Вышло так искренно, что никто и не улыбнулся. Только отец Никифор сказал, качая головой:
- А, ты, стремига-опромет!.. Хотя… для верующего тут действительно явное проявление Высшей Воли.
Виктор Алексеевич после досадовал, что позволил себе такую откровенность. Даринька ему пеняла: «Зачем т а к о е… перед всеми!..»

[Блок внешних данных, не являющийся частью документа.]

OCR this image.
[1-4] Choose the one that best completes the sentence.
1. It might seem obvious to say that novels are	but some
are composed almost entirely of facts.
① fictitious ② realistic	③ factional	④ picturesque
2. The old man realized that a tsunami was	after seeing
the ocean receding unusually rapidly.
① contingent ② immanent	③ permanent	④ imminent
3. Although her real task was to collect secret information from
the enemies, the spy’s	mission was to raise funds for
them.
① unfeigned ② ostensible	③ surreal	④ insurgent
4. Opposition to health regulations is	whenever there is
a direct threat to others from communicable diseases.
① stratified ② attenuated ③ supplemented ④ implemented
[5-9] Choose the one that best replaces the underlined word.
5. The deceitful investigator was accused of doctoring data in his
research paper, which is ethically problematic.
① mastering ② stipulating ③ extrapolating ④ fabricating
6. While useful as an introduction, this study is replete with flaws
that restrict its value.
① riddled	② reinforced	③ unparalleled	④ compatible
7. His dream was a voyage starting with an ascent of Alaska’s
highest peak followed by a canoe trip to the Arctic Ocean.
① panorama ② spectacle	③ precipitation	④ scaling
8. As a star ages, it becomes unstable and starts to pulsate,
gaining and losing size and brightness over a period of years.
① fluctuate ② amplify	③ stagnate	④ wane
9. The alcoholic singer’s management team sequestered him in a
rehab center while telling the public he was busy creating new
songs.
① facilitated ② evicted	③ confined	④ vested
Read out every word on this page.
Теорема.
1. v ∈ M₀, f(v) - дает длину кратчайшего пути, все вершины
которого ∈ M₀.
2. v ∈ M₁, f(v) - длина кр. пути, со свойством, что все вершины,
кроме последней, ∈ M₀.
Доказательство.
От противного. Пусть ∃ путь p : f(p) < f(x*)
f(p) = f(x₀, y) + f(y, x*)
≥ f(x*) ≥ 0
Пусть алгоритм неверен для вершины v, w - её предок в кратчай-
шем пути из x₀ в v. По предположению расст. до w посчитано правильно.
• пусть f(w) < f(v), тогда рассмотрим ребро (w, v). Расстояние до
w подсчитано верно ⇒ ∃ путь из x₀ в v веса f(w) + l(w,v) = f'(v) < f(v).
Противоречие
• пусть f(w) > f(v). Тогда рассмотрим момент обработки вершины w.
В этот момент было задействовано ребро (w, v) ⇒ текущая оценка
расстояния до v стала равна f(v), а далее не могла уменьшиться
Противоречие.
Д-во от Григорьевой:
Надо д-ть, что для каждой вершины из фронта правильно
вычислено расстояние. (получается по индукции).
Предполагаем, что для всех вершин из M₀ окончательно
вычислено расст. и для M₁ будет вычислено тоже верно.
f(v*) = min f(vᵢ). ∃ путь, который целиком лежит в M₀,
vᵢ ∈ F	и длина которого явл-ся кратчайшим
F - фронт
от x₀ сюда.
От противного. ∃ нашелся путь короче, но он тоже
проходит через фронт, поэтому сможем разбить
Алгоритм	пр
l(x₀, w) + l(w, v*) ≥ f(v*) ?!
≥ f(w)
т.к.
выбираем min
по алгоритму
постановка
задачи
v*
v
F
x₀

После вдохновенного рассказа всем хотелось посмотреть поближе. Пришлось снять брошь. Даринька сделала это очень неохотно, шепнув Виктору Алексеевичу; «Не позволяй коснуться…» Он положил драгоценность на ладонь и показывал на некотором отдалении, с виноватым видом. Даринька сидела как на иголках. Это почувствовал Кузюмов. Восторгались, разгадывали «идею броши». Караваев определил за всех:
- Ясно, господа!.. Идея- небо: высота, чистота, н е д о с я г а е м о с т ь.
Кузюмов тихо сказал:
- Простите. Я не думал, как это может отозваться.
Она молчала.
Стемнело. Смотрели «световую беседку» Дормидонта. Вокруг озерка зажглись в траве бенгальские огни, и в их свете стала воздвигаться хрустальная радужная сень, струящаяся, вся из фонтанных струй, как из хрустальных нитей. Даринька вспомнила сон в Москве: «Все живое, и все струится». Звали Дормидонта, но лишь услыхали из темноты: «Все это
пустяки!»
Жгли фейерверк. Музыканты - трубили славу. Ямщики, разогретые вином, пели «Не белы снеги…». Новоселье закончилось.
Нет, еще не закончилось.
Гостей просили подняться в комнаты. Караваев сыграл Шопена,- в лесном отшельничестве он занимался и музыкой. Кончив играть, он огласил, что сейчас наш несравненный Артабеша исполнит новый романс Чайковского. Раздались бурные аплодисменты.
Весь день Артабеков был взволнован, его калмыцкое лицо было бледней обычного, вжелть. Такое с ним бывало, когда он особенно в ударе.